Syekh Hamzah Fansuri adalah seorang cendekiawan, ulama tasawuf, sastrawan dan budayawan terkemuka yang diperkirakan hidup antara abad ke-16 sampai awal ke-17. Tahun lahir dan wafat Syekh tak diketahui dengan pasti. Riwayat hidup Syekhpun sedikit sekali diketahui. Sekalipun demikian, dipercaya bahwa Hamzah Fansuri hidup antara pertengahan abad ke-16 hingga awal abad ke-17.
Kajian terbaru dari Bargansky menginformasikan bahwa Syekh hidup hingga akhir masa pemerintahan Sultan Iskandar Muda (1607-1636) dan mungkin wafat beberapa tahun sebelum kedatangan Nuruddin ar-Raniry yang kedua kalinya di Aceh pada tahun 1637. Akan tetapi, Muhammad Naguib al-Attas berpendapat bahwa Syekh hidup sampai masa awal pemerintahan Sultan Iskandar Muda.
Salah satu aspek yang patut dicermati adalah kepedulian sosial Hamzah Fansuri yang tinggi, khususnya yang berkaitan dengan feodalisme yang mengagungkan perbedaan strata sosial antara para budak, kelas pekerja dan tuan mereka. Sebagai seorang sufi, Hamzah Fansuri mengutuk fenomena ini sebagaimana yang tercermin dalam salah satu bait syairnya di Thair al-‘Uryan (Burung Pingai):
“Aho segala kamu anak ‘alim
Jangan bersyubhat dengan yang zalim
Karena Rasul Allah sempurna hakim
Melarang kita sekalian khadim”
Secara harfiah, syubhat berarti ‘belum jelas halal atau haramnya’, hakim ‘bijaksana’, dan khadim berarti ‘hamba’

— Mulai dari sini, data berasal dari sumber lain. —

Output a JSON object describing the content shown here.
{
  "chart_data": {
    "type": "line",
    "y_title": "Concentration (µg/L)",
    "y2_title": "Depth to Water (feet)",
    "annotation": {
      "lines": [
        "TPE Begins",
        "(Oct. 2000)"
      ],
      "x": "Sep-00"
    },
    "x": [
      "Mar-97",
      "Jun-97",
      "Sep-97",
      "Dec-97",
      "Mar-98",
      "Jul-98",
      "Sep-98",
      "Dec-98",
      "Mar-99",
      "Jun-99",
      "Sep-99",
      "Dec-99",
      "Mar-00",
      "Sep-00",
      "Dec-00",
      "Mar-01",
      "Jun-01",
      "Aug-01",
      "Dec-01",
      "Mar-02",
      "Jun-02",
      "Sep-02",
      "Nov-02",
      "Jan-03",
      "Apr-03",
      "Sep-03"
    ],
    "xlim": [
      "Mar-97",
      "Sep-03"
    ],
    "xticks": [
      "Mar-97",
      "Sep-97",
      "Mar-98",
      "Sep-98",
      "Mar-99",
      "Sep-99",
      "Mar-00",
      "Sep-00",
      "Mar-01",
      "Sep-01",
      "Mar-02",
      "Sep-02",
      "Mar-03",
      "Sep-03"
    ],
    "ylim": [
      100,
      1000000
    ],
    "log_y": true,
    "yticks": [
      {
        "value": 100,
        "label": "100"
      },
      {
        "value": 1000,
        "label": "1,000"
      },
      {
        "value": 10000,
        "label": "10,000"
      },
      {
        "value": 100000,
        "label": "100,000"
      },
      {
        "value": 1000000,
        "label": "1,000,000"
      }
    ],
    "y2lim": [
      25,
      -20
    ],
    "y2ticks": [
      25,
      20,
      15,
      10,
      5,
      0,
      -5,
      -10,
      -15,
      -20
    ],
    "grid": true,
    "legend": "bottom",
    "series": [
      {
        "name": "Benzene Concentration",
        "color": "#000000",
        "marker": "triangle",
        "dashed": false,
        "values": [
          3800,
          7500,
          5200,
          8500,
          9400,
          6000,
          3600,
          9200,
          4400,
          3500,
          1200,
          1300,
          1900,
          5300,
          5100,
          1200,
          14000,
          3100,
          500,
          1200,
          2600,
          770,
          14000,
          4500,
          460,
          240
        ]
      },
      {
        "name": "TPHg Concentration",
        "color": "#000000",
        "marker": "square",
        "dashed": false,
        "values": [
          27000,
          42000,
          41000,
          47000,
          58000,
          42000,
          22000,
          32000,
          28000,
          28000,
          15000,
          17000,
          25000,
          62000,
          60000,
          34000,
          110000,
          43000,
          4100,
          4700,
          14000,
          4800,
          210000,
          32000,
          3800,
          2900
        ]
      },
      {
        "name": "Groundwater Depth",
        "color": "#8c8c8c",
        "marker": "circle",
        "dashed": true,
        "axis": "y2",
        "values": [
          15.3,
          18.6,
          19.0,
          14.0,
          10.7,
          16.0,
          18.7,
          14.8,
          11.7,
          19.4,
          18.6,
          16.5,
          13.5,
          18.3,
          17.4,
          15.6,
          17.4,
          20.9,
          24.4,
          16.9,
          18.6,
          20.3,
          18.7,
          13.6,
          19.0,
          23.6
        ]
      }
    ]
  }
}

Thair al-‘Uryan (Burung Pingai) merupakan salah satu karya terbaik (masterpiece) dalam bidang puisi yang menggunakan tamsil burung untuk menggambarkan pengembaraan jiwa atau ruh di dalam mencari kesempurnaan dirinya.

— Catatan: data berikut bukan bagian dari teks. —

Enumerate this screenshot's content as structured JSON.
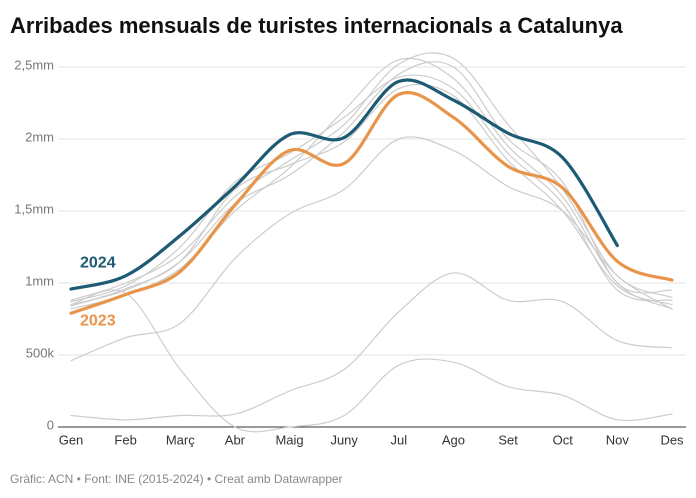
{
  "chart_data": {
    "type": "line",
    "title": "Arribades mensuals de turistes internacionals a Catalunya",
    "source": "Gràfic: ACN • Font: INE (2015-2024) • Creat amb Datawrapper",
    "categories": [
      "Gen",
      "Feb",
      "Març",
      "Abr",
      "Maig",
      "Juny",
      "Jul",
      "Ago",
      "Set",
      "Oct",
      "Nov",
      "Des"
    ],
    "ylim": [
      0,
      2550000
    ],
    "yticks": [
      0,
      {
        "value": 500000,
        "label": "500k"
      },
      {
        "value": 1000000,
        "label": "1mm"
      },
      {
        "value": 1500000,
        "label": "1,5mm"
      },
      {
        "value": 2000000,
        "label": "2mm"
      },
      {
        "value": 2500000,
        "label": "2,5mm"
      }
    ],
    "grid": true,
    "series": [
      {
        "color": "#cccccc",
        "values": [
          850000,
          950000,
          1150000,
          1550000,
          1750000,
          2050000,
          2450000,
          2500000,
          2000000,
          1700000,
          1000000,
          950000
        ]
      },
      {
        "color": "#cccccc",
        "values": [
          880000,
          1000000,
          1200000,
          1600000,
          1850000,
          2100000,
          2520000,
          2560000,
          2100000,
          1650000,
          1050000,
          900000
        ]
      },
      {
        "color": "#cccccc",
        "values": [
          820000,
          920000,
          1100000,
          1500000,
          1800000,
          2200000,
          2550000,
          2420000,
          1950000,
          1600000,
          1000000,
          820000
        ]
      },
      {
        "color": "#cccccc",
        "values": [
          870000,
          980000,
          1250000,
          1700000,
          1900000,
          2150000,
          2430000,
          2350000,
          1900000,
          1550000,
          950000,
          880000
        ]
      },
      {
        "color": "#cccccc",
        "values": [
          840000,
          960000,
          1150000,
          1650000,
          1820000,
          1980000,
          2350000,
          2300000,
          1850000,
          1500000,
          980000,
          850000
        ]
      },
      {
        "color": "#cccccc",
        "values": [
          850000,
          930000,
          400000,
          0,
          0,
          80000,
          430000,
          450000,
          280000,
          220000,
          50000,
          90000
        ]
      },
      {
        "color": "#cccccc",
        "values": [
          80000,
          50000,
          80000,
          90000,
          250000,
          400000,
          800000,
          1070000,
          880000,
          870000,
          600000,
          550000
        ]
      },
      {
        "color": "#cccccc",
        "values": [
          460000,
          620000,
          720000,
          1170000,
          1480000,
          1650000,
          2000000,
          1920000,
          1670000,
          1500000,
          1050000,
          820000
        ]
      },
      {
        "name": "2023",
        "color": "#e8954b",
        "values": [
          790000,
          920000,
          1080000,
          1540000,
          1920000,
          1830000,
          2310000,
          2150000,
          1810000,
          1660000,
          1150000,
          1020000
        ]
      },
      {
        "name": "2024",
        "color": "#1d5a74",
        "values": [
          958000,
          1050000,
          1330000,
          1670000,
          2030000,
          2010000,
          2400000,
          2270000,
          2040000,
          1870000,
          1260000,
          null
        ]
      }
    ]
  }
}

Tak sampai di situ, kritik-kritik Syekh Hamzah Fansuri terhadap perilaku politik para penguasa dan moral menjilat kekuasaan juga sangat tajam. Hal ini menunjukkan bahwa Syekh Hamzah Fansuri adalah seorang intelektual yang berani di masanya.

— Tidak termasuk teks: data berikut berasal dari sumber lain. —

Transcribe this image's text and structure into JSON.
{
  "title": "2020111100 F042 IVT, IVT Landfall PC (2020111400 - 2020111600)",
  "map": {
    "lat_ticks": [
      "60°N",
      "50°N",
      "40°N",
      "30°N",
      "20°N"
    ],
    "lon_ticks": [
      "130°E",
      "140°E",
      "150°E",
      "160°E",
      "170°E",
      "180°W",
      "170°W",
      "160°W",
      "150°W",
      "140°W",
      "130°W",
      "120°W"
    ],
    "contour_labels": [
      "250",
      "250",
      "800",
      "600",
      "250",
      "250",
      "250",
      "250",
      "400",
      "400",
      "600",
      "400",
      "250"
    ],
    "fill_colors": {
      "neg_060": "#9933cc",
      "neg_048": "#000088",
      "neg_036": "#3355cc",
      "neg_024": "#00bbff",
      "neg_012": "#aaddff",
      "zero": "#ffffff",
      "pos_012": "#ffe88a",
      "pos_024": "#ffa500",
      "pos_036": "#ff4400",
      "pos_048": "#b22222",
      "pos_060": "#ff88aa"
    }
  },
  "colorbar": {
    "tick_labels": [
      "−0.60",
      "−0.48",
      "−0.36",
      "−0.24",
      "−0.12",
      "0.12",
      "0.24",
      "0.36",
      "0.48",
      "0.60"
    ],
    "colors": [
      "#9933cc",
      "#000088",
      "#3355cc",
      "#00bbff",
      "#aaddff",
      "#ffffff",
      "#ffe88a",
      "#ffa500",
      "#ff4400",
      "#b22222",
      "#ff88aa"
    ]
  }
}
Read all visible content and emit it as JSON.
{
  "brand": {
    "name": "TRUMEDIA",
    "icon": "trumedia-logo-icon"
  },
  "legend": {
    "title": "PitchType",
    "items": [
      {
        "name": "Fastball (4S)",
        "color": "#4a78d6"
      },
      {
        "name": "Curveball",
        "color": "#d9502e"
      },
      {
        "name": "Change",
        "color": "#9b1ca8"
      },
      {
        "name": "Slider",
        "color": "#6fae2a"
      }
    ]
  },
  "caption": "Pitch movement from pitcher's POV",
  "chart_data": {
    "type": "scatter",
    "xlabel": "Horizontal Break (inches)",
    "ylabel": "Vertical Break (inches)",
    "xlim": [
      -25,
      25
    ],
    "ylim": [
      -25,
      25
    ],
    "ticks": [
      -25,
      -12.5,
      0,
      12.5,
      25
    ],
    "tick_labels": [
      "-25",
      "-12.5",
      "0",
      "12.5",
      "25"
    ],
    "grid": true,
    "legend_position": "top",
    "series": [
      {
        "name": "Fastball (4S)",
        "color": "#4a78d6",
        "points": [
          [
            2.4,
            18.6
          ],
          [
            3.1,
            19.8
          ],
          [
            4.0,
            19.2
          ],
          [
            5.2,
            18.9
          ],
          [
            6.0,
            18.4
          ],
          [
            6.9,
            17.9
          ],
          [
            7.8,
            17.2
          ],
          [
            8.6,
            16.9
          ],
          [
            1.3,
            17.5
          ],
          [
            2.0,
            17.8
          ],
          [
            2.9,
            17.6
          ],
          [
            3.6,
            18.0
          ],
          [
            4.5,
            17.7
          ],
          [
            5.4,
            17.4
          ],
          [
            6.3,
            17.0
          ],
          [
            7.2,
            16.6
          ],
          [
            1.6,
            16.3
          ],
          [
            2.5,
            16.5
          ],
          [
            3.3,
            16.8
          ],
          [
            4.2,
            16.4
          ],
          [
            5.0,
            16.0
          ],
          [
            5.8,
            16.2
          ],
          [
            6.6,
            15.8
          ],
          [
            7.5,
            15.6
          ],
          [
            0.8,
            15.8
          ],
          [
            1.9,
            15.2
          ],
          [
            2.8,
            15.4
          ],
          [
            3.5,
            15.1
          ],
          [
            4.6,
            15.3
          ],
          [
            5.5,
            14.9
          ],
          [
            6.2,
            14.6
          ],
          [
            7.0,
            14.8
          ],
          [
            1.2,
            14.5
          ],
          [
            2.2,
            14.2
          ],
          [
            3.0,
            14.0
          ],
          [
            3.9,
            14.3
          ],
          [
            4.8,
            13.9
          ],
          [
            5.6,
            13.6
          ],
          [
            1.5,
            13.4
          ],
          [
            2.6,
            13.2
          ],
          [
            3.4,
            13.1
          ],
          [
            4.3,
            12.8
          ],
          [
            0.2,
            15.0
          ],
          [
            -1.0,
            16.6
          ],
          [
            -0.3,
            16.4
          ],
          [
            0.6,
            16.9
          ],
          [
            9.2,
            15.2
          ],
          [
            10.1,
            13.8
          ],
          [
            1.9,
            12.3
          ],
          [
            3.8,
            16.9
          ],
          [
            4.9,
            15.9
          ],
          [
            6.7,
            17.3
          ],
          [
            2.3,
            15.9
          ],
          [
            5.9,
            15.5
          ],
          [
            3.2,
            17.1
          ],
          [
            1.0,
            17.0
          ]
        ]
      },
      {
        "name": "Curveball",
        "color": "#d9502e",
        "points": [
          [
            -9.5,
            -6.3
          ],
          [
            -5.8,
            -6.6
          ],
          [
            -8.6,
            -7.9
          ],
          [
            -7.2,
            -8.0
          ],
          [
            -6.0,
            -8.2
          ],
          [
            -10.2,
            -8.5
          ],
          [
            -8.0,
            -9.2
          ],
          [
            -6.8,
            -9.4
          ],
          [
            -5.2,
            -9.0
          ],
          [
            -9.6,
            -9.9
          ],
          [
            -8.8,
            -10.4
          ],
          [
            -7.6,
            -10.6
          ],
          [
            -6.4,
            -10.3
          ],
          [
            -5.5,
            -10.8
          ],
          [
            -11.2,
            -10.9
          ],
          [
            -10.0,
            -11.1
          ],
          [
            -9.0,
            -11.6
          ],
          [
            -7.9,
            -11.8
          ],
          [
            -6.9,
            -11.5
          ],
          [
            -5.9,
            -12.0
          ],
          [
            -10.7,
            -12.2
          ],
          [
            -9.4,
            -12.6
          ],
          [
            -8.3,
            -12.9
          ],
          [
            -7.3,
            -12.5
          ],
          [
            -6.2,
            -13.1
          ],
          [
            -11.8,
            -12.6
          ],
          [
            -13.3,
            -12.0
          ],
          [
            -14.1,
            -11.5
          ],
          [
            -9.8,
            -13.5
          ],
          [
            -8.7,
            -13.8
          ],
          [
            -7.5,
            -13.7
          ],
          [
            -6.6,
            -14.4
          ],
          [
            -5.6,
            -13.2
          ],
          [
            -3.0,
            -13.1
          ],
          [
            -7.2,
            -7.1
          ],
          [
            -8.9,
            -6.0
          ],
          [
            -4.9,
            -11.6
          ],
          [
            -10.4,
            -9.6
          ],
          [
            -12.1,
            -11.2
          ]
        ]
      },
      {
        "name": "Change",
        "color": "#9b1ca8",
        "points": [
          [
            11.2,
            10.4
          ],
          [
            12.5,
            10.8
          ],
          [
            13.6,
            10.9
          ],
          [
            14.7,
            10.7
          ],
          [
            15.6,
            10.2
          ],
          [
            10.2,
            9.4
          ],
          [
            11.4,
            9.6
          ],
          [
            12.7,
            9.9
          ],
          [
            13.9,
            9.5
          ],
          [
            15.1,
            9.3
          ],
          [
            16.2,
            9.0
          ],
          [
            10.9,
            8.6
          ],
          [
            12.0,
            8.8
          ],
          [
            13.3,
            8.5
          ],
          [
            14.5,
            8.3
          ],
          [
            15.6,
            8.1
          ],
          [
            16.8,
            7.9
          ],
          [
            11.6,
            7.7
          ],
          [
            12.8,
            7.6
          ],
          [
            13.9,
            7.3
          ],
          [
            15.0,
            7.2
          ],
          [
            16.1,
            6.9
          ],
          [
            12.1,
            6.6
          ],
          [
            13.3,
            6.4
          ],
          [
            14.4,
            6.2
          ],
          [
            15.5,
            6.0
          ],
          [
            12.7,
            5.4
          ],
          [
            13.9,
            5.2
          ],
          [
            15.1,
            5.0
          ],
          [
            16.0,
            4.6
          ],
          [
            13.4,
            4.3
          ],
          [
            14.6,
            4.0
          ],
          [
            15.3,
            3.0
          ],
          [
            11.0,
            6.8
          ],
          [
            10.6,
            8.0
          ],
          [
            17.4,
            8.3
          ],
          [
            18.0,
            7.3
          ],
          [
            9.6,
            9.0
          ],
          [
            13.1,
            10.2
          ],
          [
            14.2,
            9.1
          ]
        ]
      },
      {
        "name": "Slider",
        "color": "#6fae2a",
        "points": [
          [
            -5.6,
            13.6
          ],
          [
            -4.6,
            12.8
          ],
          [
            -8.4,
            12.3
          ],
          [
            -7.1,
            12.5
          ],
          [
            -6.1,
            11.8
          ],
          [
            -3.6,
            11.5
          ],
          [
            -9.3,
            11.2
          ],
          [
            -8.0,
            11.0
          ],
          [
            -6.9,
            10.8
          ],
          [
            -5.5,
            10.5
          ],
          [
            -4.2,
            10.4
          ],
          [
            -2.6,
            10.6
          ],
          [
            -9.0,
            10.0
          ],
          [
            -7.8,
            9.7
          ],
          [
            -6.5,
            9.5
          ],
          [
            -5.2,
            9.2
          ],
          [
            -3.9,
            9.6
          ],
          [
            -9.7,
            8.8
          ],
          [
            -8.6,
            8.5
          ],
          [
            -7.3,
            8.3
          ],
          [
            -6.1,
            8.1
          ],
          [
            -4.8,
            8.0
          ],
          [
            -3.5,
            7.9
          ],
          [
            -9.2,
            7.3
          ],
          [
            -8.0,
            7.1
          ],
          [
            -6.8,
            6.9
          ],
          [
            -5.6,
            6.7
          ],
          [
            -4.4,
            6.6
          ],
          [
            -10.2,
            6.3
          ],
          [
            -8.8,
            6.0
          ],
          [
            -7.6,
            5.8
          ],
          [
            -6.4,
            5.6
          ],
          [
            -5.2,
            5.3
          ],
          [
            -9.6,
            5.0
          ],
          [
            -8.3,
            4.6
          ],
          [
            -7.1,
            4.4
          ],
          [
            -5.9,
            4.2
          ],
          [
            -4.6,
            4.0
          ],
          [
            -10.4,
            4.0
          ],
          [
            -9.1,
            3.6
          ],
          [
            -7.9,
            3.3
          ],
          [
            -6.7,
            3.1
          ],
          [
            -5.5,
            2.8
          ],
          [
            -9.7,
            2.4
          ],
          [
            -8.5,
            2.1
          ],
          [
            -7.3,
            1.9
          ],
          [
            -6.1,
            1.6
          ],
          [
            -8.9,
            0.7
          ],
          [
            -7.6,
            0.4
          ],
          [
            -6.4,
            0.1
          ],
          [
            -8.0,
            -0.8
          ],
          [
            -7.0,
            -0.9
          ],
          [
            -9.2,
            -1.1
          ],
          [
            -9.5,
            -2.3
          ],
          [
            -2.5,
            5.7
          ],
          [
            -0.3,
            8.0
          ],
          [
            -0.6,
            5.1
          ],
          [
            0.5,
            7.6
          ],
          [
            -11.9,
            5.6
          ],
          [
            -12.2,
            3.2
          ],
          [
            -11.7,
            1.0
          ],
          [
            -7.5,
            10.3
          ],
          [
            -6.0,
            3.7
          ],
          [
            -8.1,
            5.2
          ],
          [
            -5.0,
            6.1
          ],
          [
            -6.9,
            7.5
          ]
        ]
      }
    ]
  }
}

Hamzah Fansuri kecewa seraya menghentak nurani masyarakat untuk jangan terlalu dekat dengan raja dan para ‘amir (gubernur) dengan mengatakan:
“Aho segala kamu yang menjadi kafir
Jangan bersahabat dengan raja dan ‘amir
Karena Rasul Allah bashir dan nazir
Melarang kita saghir dan kabir”
Secara sederhana, bashir berarti ‘pembawa kabar gembira’ dan nazir ‘pemberi peringatan’, saghir ‘kecil’, dan kabir ‘besar’.
Bait ini memberikan indikasi bahwa Hamzah Fansuri secara tegas mengingatkan masyarakat agar menjauhkan diri dari para penguasa yang tiran. Bahkan, dia menyebut kafir siapa yang menjilat penguasa untuk tujuan duniawi. (rim/berbagai sumber)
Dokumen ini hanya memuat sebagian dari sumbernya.